3. Create separate graphs of 1) “x vs. t” and of 2) “y vs. t”. Using the “x vs. t” graph as an example:

i. Select the x data (C7:C16), and then select the “**line with markers**” plot type.

ii. To add the time on the horizontal axis, right-click on the chart and chose “**Select Data**…”. In the “**Select Data Source**” dialog box, chose “**edit**” for the **Horizontal (Category)**. In the next dialog box, simply select (drag the mouse over) the time data (B7:B16).

iii. Add **major vertical gridlines**, **chart titles**, and **axis labels** using the buttons under the “**Layout**” tab. Include the correct units in the axis titles and rotate the vertical axis title to the horizontal.

iv. Remove the “series” labels from these two charts (Layout/legend).

v. Repeat these steps for the “y vs. t” graph.

4. Create a graph of “x and y vs. t”

i. highlighting the x and y data before choosing the chart type or by copying and modifying one of the existing charts using the “**Select Data…**” command.

ii. Change the series labels to read “x” and “y” or “horizontal distance” and “vertical distance”.

iii. Add the appropriate chart title and axis labels.

5. Use trial and error:

i. Change the values in the “t” column to determine, by trial and error, the time at which the package hits the ground.

b. Using the “Goal Seek” tool:

i. Goal Seek can be found under the “**Data**” tab, “**What-If Analysis**” button.

ii. To use goal seek, open the Goal Seek dialog box: **Set cell:** **D16**, **To Value: 0**, **By changing cell: B16**.

iii. Record your answer in B18, then return the spreadsheet to its initial configuration.

**What to Submit:**

Write a memorandum to the instructor that __explains the data tables and the graphs__. **DO NOT** refer to “cell B18” or any other cell (When looking at the data table in a Word document, how can you locate cell D9?).

1. Copy and paste the graphs (3) and the data tables into a Word document.

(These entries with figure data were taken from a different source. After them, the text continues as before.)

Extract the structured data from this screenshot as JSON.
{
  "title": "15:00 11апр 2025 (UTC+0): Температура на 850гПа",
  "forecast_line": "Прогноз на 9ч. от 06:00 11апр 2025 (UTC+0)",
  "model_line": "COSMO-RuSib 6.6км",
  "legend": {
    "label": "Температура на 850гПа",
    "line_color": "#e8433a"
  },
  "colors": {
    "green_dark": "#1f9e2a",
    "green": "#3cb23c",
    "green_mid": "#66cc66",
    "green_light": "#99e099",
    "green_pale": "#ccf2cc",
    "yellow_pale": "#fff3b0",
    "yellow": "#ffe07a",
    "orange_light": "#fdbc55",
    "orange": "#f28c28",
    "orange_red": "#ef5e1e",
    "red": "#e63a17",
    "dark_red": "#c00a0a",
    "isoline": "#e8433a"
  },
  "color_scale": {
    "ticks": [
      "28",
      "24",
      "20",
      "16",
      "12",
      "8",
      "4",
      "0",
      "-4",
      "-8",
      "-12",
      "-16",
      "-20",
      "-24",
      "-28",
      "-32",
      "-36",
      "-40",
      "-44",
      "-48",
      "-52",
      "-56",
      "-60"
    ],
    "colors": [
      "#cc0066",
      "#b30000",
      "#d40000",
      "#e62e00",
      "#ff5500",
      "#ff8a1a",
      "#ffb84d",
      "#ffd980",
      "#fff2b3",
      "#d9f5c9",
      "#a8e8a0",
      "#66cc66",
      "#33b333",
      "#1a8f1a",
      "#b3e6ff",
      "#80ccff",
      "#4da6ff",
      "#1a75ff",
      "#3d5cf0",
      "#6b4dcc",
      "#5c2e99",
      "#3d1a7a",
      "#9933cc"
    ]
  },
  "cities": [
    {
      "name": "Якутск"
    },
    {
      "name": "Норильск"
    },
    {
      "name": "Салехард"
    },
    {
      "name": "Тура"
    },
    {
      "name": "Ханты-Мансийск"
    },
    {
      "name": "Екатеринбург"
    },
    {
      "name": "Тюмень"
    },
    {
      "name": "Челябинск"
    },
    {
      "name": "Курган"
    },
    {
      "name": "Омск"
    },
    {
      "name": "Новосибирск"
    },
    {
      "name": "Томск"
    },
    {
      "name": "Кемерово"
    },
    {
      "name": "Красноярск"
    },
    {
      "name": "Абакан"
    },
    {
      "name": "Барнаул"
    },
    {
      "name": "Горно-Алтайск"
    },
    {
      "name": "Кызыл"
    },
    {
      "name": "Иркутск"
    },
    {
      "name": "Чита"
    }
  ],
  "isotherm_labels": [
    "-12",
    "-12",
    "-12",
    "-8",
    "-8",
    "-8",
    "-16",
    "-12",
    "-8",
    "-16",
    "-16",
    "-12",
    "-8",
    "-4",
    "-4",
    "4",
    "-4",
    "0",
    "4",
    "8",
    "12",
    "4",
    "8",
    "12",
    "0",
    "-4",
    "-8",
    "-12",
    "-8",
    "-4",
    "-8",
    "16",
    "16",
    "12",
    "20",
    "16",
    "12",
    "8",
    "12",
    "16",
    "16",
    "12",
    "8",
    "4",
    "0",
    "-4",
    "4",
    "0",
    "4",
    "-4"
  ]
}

It is recommended that you** paste the data tables and each graph separately as a Picture (Windows or Enhanced Metafile).** **Do not **paste the data or the graphs as a Graphic Object, or as an Excel Object (use “**Paste Special**” found under “**Paste”** on the Ribbon). **Use appropriate titles or captions.**

2. Explain each graph and data table. **In the text, refer to each graph and table using appropriate labels.**

3. Explain the number (time) obtained by using the “Goal Seek” function.

4. Carefully arrange the text, data tables, and charts to print correctly (use **Print Preview**).

5. Insert page numbers and a header if you have multiple pages.